🤖 AI Summary
Existing compositional zero-shot learning (CZSL) methods rely on simplistic composition-to-prototype mappings, failing to model semantic subset partitioning; moreover, their one-to-all cross-modal matching overlooks fine-grained distinctions among state-object compositions, limiting image-composition alignment accuracy. To address these limitations, we propose a Mixture-of-Experts (MoE)-based framework. Its core contributions are: (1) a domain-expert adaptive mechanism enabling token-aware primitive representation learning; and (2) a semantic variant alignment strategy that supports fine-grained recognition of state-object compositions. The framework integrates MoE architecture, cross-modal alignment, semantic variant selection, and deep optimization techniques. Extensive experiments on three benchmark datasets—under both closed-world and open-world settings—demonstrate substantial improvements over state-of-the-art methods, validating its effectiveness in semantic generalization and precise compositional alignment.
📝 Abstract
Compositional Zero-Shot Learning (CZSL) investigates compositional generalization capacity to recognize unknown state-object pairs based on learned primitive concepts.
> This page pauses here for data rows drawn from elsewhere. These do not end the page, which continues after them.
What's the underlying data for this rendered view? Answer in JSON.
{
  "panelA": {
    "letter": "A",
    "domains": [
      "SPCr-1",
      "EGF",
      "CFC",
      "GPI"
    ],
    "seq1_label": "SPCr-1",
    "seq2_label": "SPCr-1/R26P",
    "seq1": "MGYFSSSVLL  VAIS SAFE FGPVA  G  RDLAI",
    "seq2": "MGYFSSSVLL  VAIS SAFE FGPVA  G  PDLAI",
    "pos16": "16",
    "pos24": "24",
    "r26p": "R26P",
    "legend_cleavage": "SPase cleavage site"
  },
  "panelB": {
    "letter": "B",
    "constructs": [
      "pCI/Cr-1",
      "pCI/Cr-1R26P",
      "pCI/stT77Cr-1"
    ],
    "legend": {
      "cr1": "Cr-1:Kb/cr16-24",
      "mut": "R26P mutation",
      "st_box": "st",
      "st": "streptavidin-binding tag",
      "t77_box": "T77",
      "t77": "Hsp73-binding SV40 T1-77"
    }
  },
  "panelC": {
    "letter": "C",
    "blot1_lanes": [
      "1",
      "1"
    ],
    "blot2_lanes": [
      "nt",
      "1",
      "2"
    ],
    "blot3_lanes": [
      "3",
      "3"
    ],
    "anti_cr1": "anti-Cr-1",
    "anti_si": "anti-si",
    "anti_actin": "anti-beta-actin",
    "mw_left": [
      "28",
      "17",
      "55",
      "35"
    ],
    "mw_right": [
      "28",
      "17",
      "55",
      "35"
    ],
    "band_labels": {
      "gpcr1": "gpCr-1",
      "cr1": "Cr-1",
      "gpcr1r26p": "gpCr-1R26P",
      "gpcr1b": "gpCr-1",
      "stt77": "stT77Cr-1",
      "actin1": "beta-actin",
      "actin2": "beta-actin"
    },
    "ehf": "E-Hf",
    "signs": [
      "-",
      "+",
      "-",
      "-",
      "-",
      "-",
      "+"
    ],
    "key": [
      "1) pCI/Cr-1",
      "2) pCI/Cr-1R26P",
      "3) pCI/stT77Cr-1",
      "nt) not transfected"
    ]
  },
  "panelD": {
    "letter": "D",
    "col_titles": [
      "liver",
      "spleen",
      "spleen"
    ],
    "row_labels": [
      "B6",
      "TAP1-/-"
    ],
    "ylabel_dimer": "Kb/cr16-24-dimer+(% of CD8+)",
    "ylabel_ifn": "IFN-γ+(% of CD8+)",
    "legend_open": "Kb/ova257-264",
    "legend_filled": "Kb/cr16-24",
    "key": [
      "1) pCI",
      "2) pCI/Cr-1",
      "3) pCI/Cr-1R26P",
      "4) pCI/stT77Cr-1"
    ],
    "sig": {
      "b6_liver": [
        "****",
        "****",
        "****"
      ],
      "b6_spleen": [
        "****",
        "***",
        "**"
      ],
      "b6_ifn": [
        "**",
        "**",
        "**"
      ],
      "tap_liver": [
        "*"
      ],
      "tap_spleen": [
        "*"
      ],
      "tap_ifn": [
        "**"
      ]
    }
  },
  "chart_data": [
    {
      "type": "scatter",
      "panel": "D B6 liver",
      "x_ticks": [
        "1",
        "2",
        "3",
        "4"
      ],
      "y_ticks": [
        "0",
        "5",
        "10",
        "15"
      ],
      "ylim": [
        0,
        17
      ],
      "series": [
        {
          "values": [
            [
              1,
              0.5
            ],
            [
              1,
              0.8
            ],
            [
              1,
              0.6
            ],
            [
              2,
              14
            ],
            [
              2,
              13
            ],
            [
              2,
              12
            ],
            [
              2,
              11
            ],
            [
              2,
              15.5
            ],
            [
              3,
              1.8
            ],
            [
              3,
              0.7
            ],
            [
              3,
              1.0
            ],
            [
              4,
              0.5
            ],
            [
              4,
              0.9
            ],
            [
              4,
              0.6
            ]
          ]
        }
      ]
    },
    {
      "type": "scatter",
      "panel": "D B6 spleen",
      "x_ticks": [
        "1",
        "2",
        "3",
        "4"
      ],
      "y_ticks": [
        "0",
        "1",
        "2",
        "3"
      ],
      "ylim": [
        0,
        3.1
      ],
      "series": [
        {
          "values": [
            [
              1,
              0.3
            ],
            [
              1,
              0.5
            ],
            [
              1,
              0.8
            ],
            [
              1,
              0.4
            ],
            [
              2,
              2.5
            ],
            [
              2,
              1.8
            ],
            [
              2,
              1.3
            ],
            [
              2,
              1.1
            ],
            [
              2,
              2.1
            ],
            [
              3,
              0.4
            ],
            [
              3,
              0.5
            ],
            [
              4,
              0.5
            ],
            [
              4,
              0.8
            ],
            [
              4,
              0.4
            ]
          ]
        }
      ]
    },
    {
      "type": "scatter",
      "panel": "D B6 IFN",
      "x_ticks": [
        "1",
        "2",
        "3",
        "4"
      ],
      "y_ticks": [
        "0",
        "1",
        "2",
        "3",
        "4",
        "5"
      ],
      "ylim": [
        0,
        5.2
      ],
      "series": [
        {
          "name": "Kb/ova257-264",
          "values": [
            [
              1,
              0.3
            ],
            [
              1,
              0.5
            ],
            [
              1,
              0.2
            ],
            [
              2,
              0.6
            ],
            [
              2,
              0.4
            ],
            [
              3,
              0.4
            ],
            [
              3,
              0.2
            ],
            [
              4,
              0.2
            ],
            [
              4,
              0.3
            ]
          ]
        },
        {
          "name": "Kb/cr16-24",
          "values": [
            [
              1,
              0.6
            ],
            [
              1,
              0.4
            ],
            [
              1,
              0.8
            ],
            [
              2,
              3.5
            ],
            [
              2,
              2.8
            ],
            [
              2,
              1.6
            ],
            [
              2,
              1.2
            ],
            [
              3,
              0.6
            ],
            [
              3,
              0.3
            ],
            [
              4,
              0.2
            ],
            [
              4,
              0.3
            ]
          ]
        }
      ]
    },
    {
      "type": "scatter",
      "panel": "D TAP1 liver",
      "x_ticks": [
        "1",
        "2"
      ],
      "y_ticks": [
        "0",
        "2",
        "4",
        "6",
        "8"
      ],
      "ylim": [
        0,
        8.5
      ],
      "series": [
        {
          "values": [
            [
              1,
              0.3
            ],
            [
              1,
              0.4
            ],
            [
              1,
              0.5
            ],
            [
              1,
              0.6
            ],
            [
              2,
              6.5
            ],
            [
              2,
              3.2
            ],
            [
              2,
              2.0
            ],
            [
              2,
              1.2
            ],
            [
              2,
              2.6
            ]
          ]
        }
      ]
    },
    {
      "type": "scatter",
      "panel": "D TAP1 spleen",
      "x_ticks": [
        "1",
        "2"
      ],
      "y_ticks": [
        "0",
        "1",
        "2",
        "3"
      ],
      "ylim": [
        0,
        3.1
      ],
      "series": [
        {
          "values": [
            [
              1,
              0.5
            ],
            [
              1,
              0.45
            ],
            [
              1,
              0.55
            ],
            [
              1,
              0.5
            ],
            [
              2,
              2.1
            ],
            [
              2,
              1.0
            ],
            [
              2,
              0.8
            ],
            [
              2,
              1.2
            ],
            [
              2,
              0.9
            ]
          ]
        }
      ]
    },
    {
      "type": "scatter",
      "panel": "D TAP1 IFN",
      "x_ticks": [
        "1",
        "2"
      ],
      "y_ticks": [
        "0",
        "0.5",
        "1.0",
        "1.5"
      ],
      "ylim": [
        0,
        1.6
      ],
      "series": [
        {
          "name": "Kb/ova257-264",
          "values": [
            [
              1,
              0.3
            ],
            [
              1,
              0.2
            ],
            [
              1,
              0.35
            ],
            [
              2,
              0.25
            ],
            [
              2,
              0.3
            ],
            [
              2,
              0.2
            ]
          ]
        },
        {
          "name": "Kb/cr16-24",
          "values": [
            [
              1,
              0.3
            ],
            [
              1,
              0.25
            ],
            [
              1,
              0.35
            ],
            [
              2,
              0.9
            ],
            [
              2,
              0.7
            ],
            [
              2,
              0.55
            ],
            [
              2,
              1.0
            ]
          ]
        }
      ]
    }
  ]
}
Existing CZSL methods typically derive primitives features through a simple composition-prototype mapping, which is suboptimal for a set of individuals that can be divided into distinct semantic subsets. Moreover, the all-to-one cross-modal primitives matching neglects compositional divergence within identical states or objects, limiting fine-grained image-composition alignment. In this study, we propose EVA, a Mixture-of-Experts Semantic Variant Alignment framework for CZSL. Specifically, we introduce domain-expert adaption, leveraging multiple experts to achieve token-aware learning and model high-quality primitive representations. To enable accurate compositional generalization, we further present semantic variant alignment to select semantically relevant representation for image-primitives matching. Our method significantly outperforms other state-of-the-art CZSL methods on three popular benchmarks in both closed- and open-world settings, demonstrating the efficacy of the proposed insight.